Wrong Elements: half-executioners, half-victims – the social rejects of Uganda

Film still of Wrong Elements © 2015 Marine Gautier

Jonathan Littell is an accomplished writer. In his reports and novels, he takes his readers on journeys into places where not all is milk and honey. After Georgia, Sudan, Syria and many other destinations, he sets out this time for Uganda, leaving his journals to one side and trying his hand at a documentary with   Wrong Elements, presented as a Special Screening, and a contender for the Caméra d’Or.

The Lord's Resistance Army has been a curse on the history of Uganda. It began when Joseph Kony, an Acholi insurgent and a self-appointed healer, launched his rebel movement against the powers that be in the capital. To swell its ranks, the LRA kidnapped children – over 60,000 in 25 years – and turned them into warriors. Today the LRA is still rampant but has lost influence and Joseph Kony is Africa's most wanted man. Behind him he has left a generation of young adults ripped from their childhoods and now turned into social rejects.

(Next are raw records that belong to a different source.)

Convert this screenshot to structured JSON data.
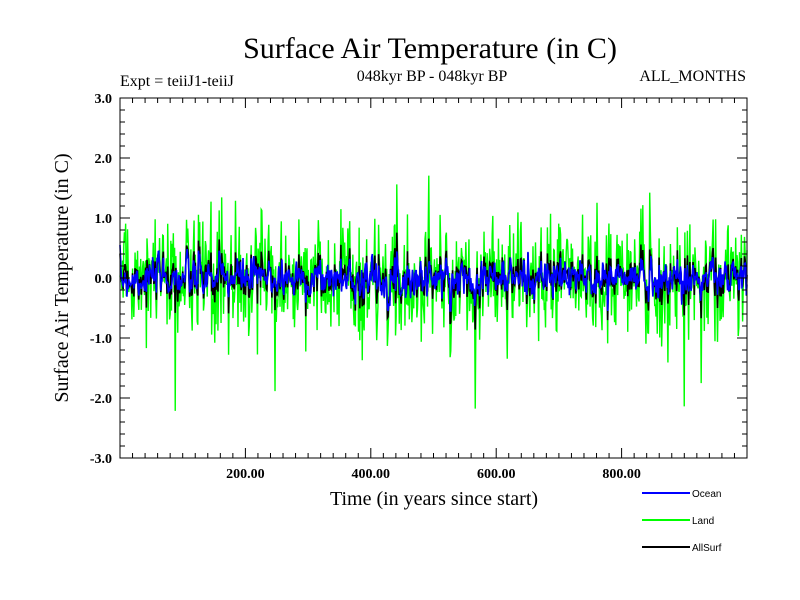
{
  "header": {
    "title": "Surface Air Temperature (in C)",
    "expt": "Expt = teiiJ1-teiiJ",
    "period": "048kyr BP - 048kyr BP",
    "months": "ALL_MONTHS"
  },
  "chart_data": {
    "type": "line",
    "xlabel": "Time (in years since start)",
    "ylabel": "Surface Air Temperature (in C)",
    "xlim": [
      0,
      1000
    ],
    "ylim": [
      -3.0,
      3.0
    ],
    "x_ticks": [
      200,
      400,
      600,
      800
    ],
    "x_tick_labels": [
      "200.00",
      "400.00",
      "600.00",
      "800.00"
    ],
    "y_ticks": [
      3.0,
      2.0,
      1.0,
      0.0,
      -1.0,
      -2.0,
      -3.0
    ],
    "y_tick_labels": [
      "3.0",
      "2.0",
      "1.0",
      "0.0",
      "-1.0",
      "-2.0",
      "-3.0"
    ],
    "grid": false,
    "legend_position": "bottom-right",
    "series": [
      {
        "name": "Land",
        "color": "#00ff00",
        "amplitude_range": [
          -2.4,
          2.0
        ],
        "typical_std": 0.45,
        "n_points": 1000
      },
      {
        "name": "Ocean",
        "color": "#0000ff",
        "amplitude_range": [
          -0.55,
          0.55
        ],
        "typical_std": 0.15,
        "n_points": 1000
      },
      {
        "name": "AllSurf",
        "color": "#000000",
        "amplitude_range": [
          -0.6,
          0.6
        ],
        "typical_std": 0.17,
        "n_points": 1000
      }
    ]
  }
}
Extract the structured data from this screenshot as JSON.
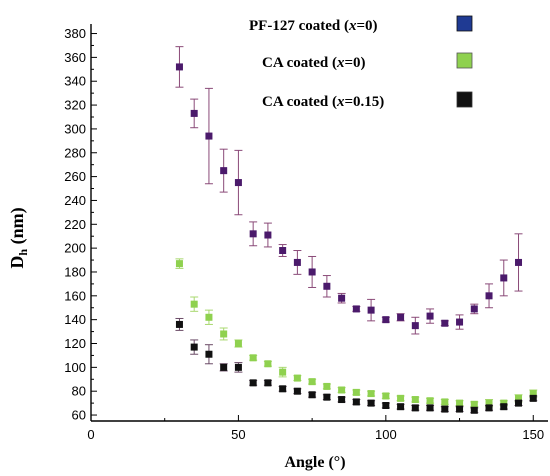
{
  "chart_data": {
    "type": "scatter",
    "xlabel": "Angle (°)",
    "ylabel_main": "D",
    "ylabel_sub": "h",
    "ylabel_unit": " (nm)",
    "xlim": [
      0,
      155
    ],
    "ylim": [
      55,
      388
    ],
    "xticks": [
      0,
      50,
      100,
      150
    ],
    "yticks": [
      60,
      80,
      100,
      120,
      140,
      160,
      180,
      200,
      220,
      240,
      260,
      280,
      300,
      320,
      340,
      360,
      380
    ],
    "grid": false,
    "legend_position": "top-right",
    "series": [
      {
        "legend_text": "PF-127 coated (",
        "legend_var": "x",
        "legend_suffix": "=0)",
        "legend_color": "#1f3a93",
        "color": "#4b1a6b",
        "errcolor": "#8a4a78",
        "x": [
          30,
          35,
          40,
          45,
          50,
          55,
          60,
          65,
          70,
          75,
          80,
          85,
          90,
          95,
          100,
          105,
          110,
          115,
          120,
          125,
          130,
          135,
          140,
          145
        ],
        "y": [
          352,
          313,
          294,
          265,
          255,
          212,
          211,
          198,
          188,
          180,
          168,
          158,
          149,
          148,
          140,
          142,
          135,
          143,
          137,
          138,
          149,
          160,
          175,
          188
        ],
        "err": [
          17,
          12,
          40,
          18,
          27,
          10,
          10,
          5,
          10,
          13,
          9,
          4,
          2,
          9,
          2,
          3,
          7,
          6,
          2,
          6,
          4,
          10,
          15,
          24
        ]
      },
      {
        "legend_text": "CA coated (",
        "legend_var": "x",
        "legend_suffix": "=0)",
        "legend_color": "#8fd14f",
        "color": "#8fd14f",
        "errcolor": "#a8d86f",
        "x": [
          30,
          35,
          40,
          45,
          50,
          55,
          60,
          65,
          70,
          75,
          80,
          85,
          90,
          95,
          100,
          105,
          110,
          115,
          120,
          125,
          130,
          135,
          140,
          145,
          150
        ],
        "y": [
          187,
          153,
          142,
          128,
          120,
          108,
          103,
          96,
          91,
          88,
          84,
          81,
          79,
          78,
          76,
          74,
          73,
          72,
          71,
          70,
          69,
          70,
          70,
          74,
          78
        ],
        "err": [
          4,
          6,
          6,
          5,
          3,
          2,
          2,
          4,
          2,
          2,
          2,
          2,
          2,
          2,
          2,
          2,
          2,
          2,
          2,
          2,
          2,
          3,
          2,
          3,
          3
        ]
      },
      {
        "legend_text": "CA coated (",
        "legend_var": "x",
        "legend_suffix": "=0.15)",
        "legend_color": "#111111",
        "color": "#111111",
        "errcolor": "#6a4a66",
        "x": [
          30,
          35,
          40,
          45,
          50,
          55,
          60,
          65,
          70,
          75,
          80,
          85,
          90,
          95,
          100,
          105,
          110,
          115,
          120,
          125,
          130,
          135,
          140,
          145,
          150
        ],
        "y": [
          136,
          117,
          111,
          100,
          100,
          87,
          87,
          82,
          80,
          77,
          75,
          73,
          71,
          70,
          68,
          67,
          66,
          66,
          65,
          65,
          64,
          66,
          67,
          70,
          74
        ],
        "err": [
          5,
          6,
          8,
          3,
          4,
          2,
          2,
          2,
          2,
          2,
          2,
          2,
          2,
          2,
          2,
          2,
          2,
          2,
          2,
          2,
          2,
          2,
          2,
          2,
          2
        ]
      }
    ]
  }
}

Half-executioners, half-victims, they now face with the task of putting their lives back together again.   Littell set out to meet Geofrey, Nighty and Mike, kidnapped when they were just 12 or 13, conscripted, turned into criminals and then abandoned. The writer turned director sets out to explore the crisis and the questions it raises.

“These responses benefit fully from what sound and image can produce: not just words, which are bound to be limited, but gestures, intonations, hesitations and looks”

From crime and guilt to rootlessness Wrong Elements explores the inner conflicts of soldiers conscripted against their will. Running through the work are insights into the questions that haunt the children of the Nazi, Stalinist and Maoist regimes. He also anticipates the preoccupations which will come to hover over the generations growing up under Islamic State.